The client informed us that she had been in arrears for several years but had previously made real progress towards repaying them. However, as set out above, she had been badly hit by the COVID-19 pandemic. During this period, she had been unable to maintain the payments and had slipped further into arrears. Her health problems required an operation, scheduled to take place the week following the hearing, and she would not be able to attend court. Her situation was dire – this was not the first time she had faced a bailiff’s warrant and she had managed to achieve two warrant suspensions previously.
Our first question to Miguel when he contacted us was whether he was contemplating applying for a breathing space. He confirmed that he had applied, which was welcome news. With us on hand to attend court to ensure that the regulations were applied, that put the outcome of the hearing beyond doubt.
If there are existing legal proceedings, the creditor (in this case, the local authority landlord) must tell the court in writing of the breathing space (reg 10(1) and creditors’ guidance, para 3.6). The court should not hold a hearing during the breathing space period (creditors’ guidance, para 3.8). In this case, the local authority told the court promptly once it was informed of our client’s entry onto the breathing space register. It requested that the matter be adjourned for a period of 60 days without any issues arising.
Our contact at the local authority confirmed that she had received no formal training on the regulations, though she had clearly educated herself, and having been informed of the breathing space she applied the regulations correctly. Notably, the deputy district judge seemed not to be familiar with the new regulations but, in the event, the adjournment was secured without difficulty.
The breathing space will give our client valuable time to show a pattern of payments and to develop a plan that can be put forward as to how the rent account is going to be conducted in future, such that the council or the court is persuaded that she should not lose her home.
Citizens Advice made a vital intervention in the warrant problem faced by the client and was also able to make a crucial referral to make good the advice and assistance provided. In cases such as this, it will be equally important for duty advisers and housing lawyers to be in a position to inform the court of the existence of the regulations and how they work, ie:
•in cases where there is a breathing space in place, the court’s responsibilities to effectively stay the matter will need to be set out assertively; and
•in cases where possession proceedings are before the court and a breathing space is contemplated, the duty adviser will need to: (i) set out the workings of the regulations; and (ii) make persuasive representations as to why the court should allow time for an application for a breathing space to be made.

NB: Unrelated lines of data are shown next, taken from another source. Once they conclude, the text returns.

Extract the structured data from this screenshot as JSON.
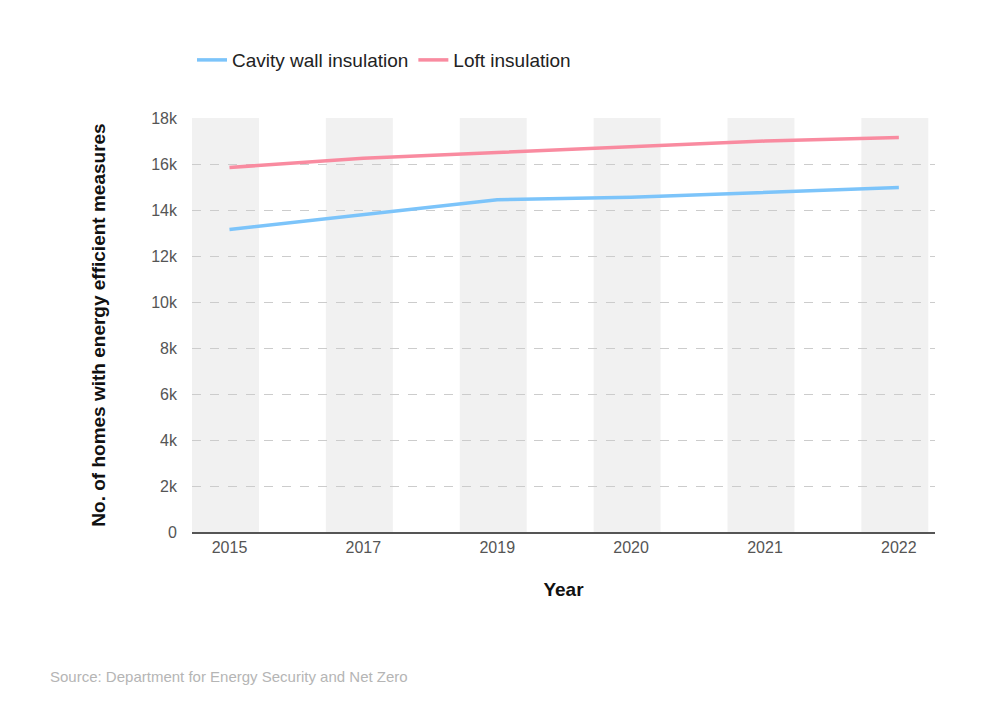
{
  "chart_data": {
    "type": "line",
    "x_label": "Year",
    "y_label": "No. of homes with energy efficient measures",
    "categories": [
      "2015",
      "2017",
      "2019",
      "2020",
      "2021",
      "2022"
    ],
    "series": [
      {
        "name": "Cavity wall insulation",
        "color": "#7cc4fa",
        "values": [
          13150,
          13800,
          14450,
          14550,
          14750,
          14980
        ]
      },
      {
        "name": "Loft insulation",
        "color": "#f98ba0",
        "values": [
          15850,
          16250,
          16500,
          16750,
          17000,
          17150
        ]
      }
    ],
    "ylim": [
      0,
      18000
    ],
    "yticks": [
      0,
      {
        "value": 2000,
        "label": "2k"
      },
      {
        "value": 4000,
        "label": "4k"
      },
      {
        "value": 6000,
        "label": "6k"
      },
      {
        "value": 8000,
        "label": "8k"
      },
      {
        "value": 10000,
        "label": "10k"
      },
      {
        "value": 12000,
        "label": "12k"
      },
      {
        "value": 14000,
        "label": "14k"
      },
      {
        "value": 16000,
        "label": "16k"
      },
      {
        "value": 18000,
        "label": "18k"
      }
    ],
    "grid": true,
    "legend": "top-left",
    "source": "Source: Department for Energy Security and Net Zero"
  }
}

In either case, it follows that duty advisers will need to have good referral arrangements in place with their local authorised debt advisers and vice versa. A representation to the judge confirming who can and will administer the breathing space application is likely to be much more successful than a vague assertion that an application may be considered. Our case shows that the regulations and guidance may need to be explained to a landlord and to the court to ensure that the correct outcome is achieved in proceedings.
It will also be helpful for there to be good arrangements between housing lawyers and debt advisers on the one hand, and mental health lawyers, advisers and professionals on the other, to ensure that the MHC breathing space is utilised where appropriate to provide vital protection to a very vulnerable client group.